Ask any PBP GM and they’ll happily relay tales of their one or two favorite players; players whose characters and gameplay helped to bring the game to life, adding an additional layer of character development and interaction to the narrative. A major component of a live and engaging game is quality posts from the players and GM alike. In this installment, we’ll investigate a few tips that can improve the quality and content of your posts, turning you into one of those treasured players.
Writing Style and Tense
In live tabletop games, we often respond to things as if speaking for our character. “I charge the goblins.” Or “I’m going to search for traps now”. This is referred to as the “First Person Narrative”, directly relaying one’s actions in a manner of direct first-person storytelling. A play by post thread, by contrast, reads as an ongoing story. Imagine a novel where the storyteller changes every few pages. Consider how disjointed the flow would be. Instead, the story should read much more like a novel, with each post relating events from a character’s point of view, while relating to the larger narrative. We call this the “Third Person Limited” point of view.
When framing your post, consider how you would rather read a paragraph in an engaging novel, putting yourself into the characters shoes, seeing things through their eyes. Consider which of these you’d rather read:
Gorman takes the first watch.
As the others settle into their bedrolls, Gorman sits by the fire, eyes focused away from the flame to preserve his vision in the darkness. Crossbow cradled in his lap, the warrior listens to the many sounds of the night, alert for any sign of something dangerous.
Even a simple task of taking watch can paint an engaging scene when well described. The second Example not only presents a solid post, but gives the GM something to play off, should something occur during Gorman’s watch, gives an idea of what anyone approaching the camp might be seeing, and in general does more to drive the story forward than the first example.

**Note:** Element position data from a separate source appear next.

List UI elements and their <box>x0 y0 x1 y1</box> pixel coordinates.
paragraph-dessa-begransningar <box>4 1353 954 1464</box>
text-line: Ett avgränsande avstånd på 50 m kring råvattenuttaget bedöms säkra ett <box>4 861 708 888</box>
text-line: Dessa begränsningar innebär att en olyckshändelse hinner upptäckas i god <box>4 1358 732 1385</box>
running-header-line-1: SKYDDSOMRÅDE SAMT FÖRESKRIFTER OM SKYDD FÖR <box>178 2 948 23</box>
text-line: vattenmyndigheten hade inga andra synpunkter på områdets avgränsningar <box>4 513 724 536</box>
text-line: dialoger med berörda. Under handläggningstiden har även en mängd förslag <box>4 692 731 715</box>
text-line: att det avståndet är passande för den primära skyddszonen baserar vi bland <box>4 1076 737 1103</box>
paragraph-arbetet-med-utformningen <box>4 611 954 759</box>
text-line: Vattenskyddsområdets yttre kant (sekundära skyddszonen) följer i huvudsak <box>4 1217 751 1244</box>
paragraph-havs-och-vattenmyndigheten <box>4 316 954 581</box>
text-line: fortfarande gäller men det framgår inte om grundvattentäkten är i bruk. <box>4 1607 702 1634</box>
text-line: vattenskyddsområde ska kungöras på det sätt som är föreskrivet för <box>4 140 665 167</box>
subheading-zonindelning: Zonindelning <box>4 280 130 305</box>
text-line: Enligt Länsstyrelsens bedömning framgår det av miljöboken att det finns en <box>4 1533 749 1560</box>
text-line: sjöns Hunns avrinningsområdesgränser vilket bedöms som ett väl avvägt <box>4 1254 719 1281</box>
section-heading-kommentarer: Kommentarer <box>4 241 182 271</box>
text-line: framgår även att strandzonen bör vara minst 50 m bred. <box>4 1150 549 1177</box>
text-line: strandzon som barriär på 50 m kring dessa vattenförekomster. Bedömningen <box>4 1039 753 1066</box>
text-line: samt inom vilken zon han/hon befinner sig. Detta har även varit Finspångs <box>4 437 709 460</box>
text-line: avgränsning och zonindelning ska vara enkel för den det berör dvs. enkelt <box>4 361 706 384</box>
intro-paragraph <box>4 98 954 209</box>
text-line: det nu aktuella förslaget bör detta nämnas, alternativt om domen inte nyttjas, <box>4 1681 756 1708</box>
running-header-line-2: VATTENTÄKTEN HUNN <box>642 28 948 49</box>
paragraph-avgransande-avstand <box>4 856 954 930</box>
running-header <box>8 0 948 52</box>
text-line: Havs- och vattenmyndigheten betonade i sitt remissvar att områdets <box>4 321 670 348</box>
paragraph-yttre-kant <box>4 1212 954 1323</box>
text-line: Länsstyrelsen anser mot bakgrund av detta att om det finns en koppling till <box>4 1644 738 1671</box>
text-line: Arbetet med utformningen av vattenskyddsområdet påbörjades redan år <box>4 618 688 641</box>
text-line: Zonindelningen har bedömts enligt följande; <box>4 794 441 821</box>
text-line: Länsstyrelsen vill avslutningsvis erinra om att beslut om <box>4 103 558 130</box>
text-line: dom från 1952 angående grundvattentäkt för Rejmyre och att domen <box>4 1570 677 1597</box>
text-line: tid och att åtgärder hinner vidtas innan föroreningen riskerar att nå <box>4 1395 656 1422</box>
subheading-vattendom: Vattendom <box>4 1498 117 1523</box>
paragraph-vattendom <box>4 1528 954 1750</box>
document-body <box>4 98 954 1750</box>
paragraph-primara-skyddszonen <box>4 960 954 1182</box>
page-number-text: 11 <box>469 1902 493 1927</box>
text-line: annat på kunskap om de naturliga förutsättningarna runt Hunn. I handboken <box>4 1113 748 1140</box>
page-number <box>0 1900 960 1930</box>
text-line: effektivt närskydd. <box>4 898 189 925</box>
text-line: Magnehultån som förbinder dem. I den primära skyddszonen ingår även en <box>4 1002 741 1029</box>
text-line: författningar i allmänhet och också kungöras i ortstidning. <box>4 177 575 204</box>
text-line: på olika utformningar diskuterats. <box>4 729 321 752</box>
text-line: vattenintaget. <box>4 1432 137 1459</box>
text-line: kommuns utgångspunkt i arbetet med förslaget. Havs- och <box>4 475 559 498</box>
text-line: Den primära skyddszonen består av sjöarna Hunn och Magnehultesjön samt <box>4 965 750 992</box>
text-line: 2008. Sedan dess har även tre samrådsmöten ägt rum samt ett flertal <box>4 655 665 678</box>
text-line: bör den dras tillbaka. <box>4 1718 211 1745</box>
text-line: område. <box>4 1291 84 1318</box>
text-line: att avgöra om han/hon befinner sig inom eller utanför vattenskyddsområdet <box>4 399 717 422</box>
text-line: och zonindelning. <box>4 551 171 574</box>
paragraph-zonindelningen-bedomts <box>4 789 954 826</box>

One of the benefits of PBP is the opportunity to make use of little individual moments to further develop your character without seeking the spotlight. A perfect example would be at the beginning of a new day. There are several events specific to different character classes that we often gloss over or take for granted. Posting the details of the party wizard studying and preparing spells for the day, the cleric communing with her deity, or the fighter’s morning ritual of sword forms and calisthenic exercises tells us more about the characters and brings the intricacies of the class to life.
Consider this. The party has spent the night in town at the mayor’s mansion, guests due to their rising acclaim as heroes. The GM makes a post indicating that the night has passed quietly and the morning has come. Which of these feels more dynamic as a post from the player of the group’s city bonded druid?
Amira awakens refreshed, getting dressed and joining her companions for breakfast.
Awakening just before dawn, Amira exits the elegantly appointed room through a window, climbing to the highest point on the mansion’s roof to greet the day as she always did if she was able to. Neatly arranging her clothing, she sits skyclad in meditation, the city air flowing through her hair, the emerging sunlight playing across her skin as she opens her senses to the teeming city, calling on the magic-infused within every structure and cobblestone to aid her in preparing for the coming day. After an hour she arises, donning her armor and other clothing before reentering her room and going down to join the others.
Both posts essentially describe the character waking up, preparing for the day and joining their companions, but the second option tells us far more about the character and the way they interact with the world around them, as well as gives the GM little hooks that can be used to further the story.
Inner Monologue/Internal Narration
Perhaps one of the greatest single storytelling advantages PBP has over traditional roleplaying is the opportunity to delve into a character’s thoughts. In live RP games, we describe what our character does and says but rarely is there an opportunity to detail their thoughts. Inner monologue, allows us to go beyond just our character’s actions, to see the motivation behind them. Laying bare a character’s thoughts, ideas, hopes and fears brings them to life, providing the framework to elevate them from a one-dimensional concept, into a living dynamic part of the game world.
Yngvild could feel the wizard’s vile magic skittering around in her mind, like spiders trying to capture her thoughts in their web. Growling to herself, the barbarian let her anger take hold, shaking her head violently as the seething rage burns away the cobwebs. Of all the magic she’d ever encountered, she hated mind magic the most. The idea that her strength, her power, the years spent mastering battle meant nothing when a scrawny finger-waggler could take control of a person’s mind and body was both terrifying and enraging. Shrugging of the last strands of the spell she locks eyes with the caster. This one would die first!
The basic mechanics of this example are the party barbarian succeeding at a Will save, most likely due to being in a rage. Rather than simply succeeding at resisting the spell being cast, the post tells us more about the character. She isn’t fond of magic, and in fact hates mind-controlling magic (enchantment, illusion). She takes pride in her physical ability, and deep down finds the idea that someone weaker than she is can take away her control with mere words and a gesture more than a little terrifying. It makes the simple exchange of a spell being cast and a save being rolled much more vivid, drawing the reader in with the visceral nature of what it feels like to make a Will save.